After her mum’s funeral her hand and feet shook, and she could not stop it. She went to the doctor and was sent to hospital.

“They knew what was wrong as soon as they saw me walk,” she said. “People with Parkinson’s have a certain gait. Once you have the medication it is managed.

“You learn to adjust.

“Parkinsons is a neurological disease which kills the cells in your brain. This can affect many people in different ways. Everyone is different. For instance, many people find it difficult getting up in the morning. It takes time to get moving about, whereas I’m the opposite, I can do things in a morning, which further on in the day I probably would be tired to do.

“Tiredness is a big part of Parkinson’s, along with tremor, stiffness, forgetfullness and balance and co-ordination. As people got further on into Parkinson’s, they get what is called ‘turning off period’, where your brain won’t tell your body to move and you are just stuck on the spot until your turning on period sets back in. I haven’t experienced this yet, but it must be frightening and also annoying to not be in control of your body.

“I have had Parkinson’s for about nine years now, but wasn’t diagnosed until about 15 months into it. I was told by my doctor that I just had a tremor. Medication is a big part of Parkinsons, taking it every four hours, four times a day which must be taken on time.

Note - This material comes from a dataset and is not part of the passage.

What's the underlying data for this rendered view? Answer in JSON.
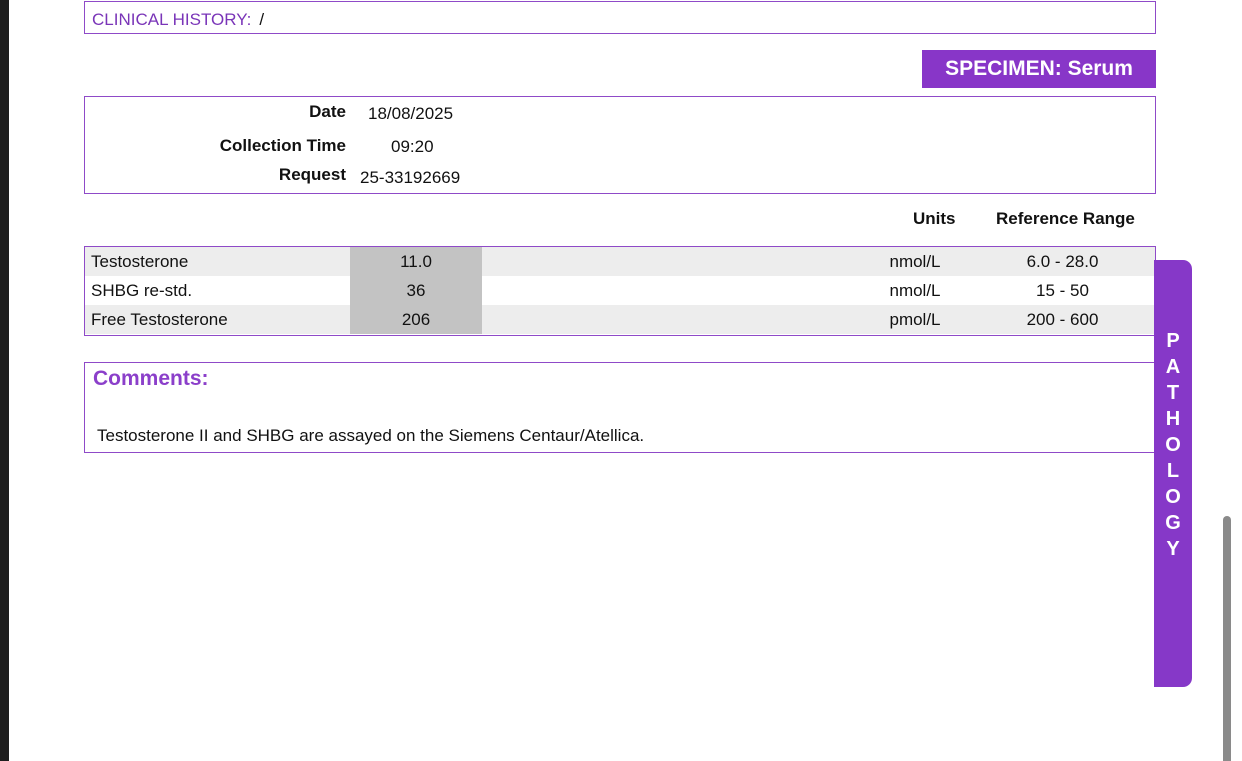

“We have a Parkinsons group in Doncaster which is held the first Monday in the month. 1.30pm until 3.30pm at Cantley Community Centre with chair based exercise at 3pm.

“Everyone is welcome and you may find it rewarding to be with other people with the same condition.”

Both are dedicated members of the Parkinson’s Group, which currently attracts around 30 members. It at one stage had 80, and the members are keen for more people with the illness to join.

Pam has been going for many years, and both feel the group has a good relationship with Parkinson’s nurses, who also come to the group meetings.

She said: “The importance of the group is that it is a support group for people who are newly diagnosed. There are people there from when it was first formed who have a lot of experience of how to cope. It is nice to be able to chat to people understand.”

Parkinsons Disease – according to the NHS:

>As the condition progresses, the symptoms of Parkinson's disease can get worse and it can become increasingly difficult to carry out everyday activities without help.

>Many people respond well to treatment and only experience mild to moderate disability, whereas the minority may not respond as well and can, in time, become more severely disabled.

>Parkinson's disease does not directly cause people to die, but the condition can place great strain on the body, and can make some people more vulnerable to serious and life-threatening infections.

>With advances in treatment, most people with Parkinson's disease now have a normal or near-normal life expectancy.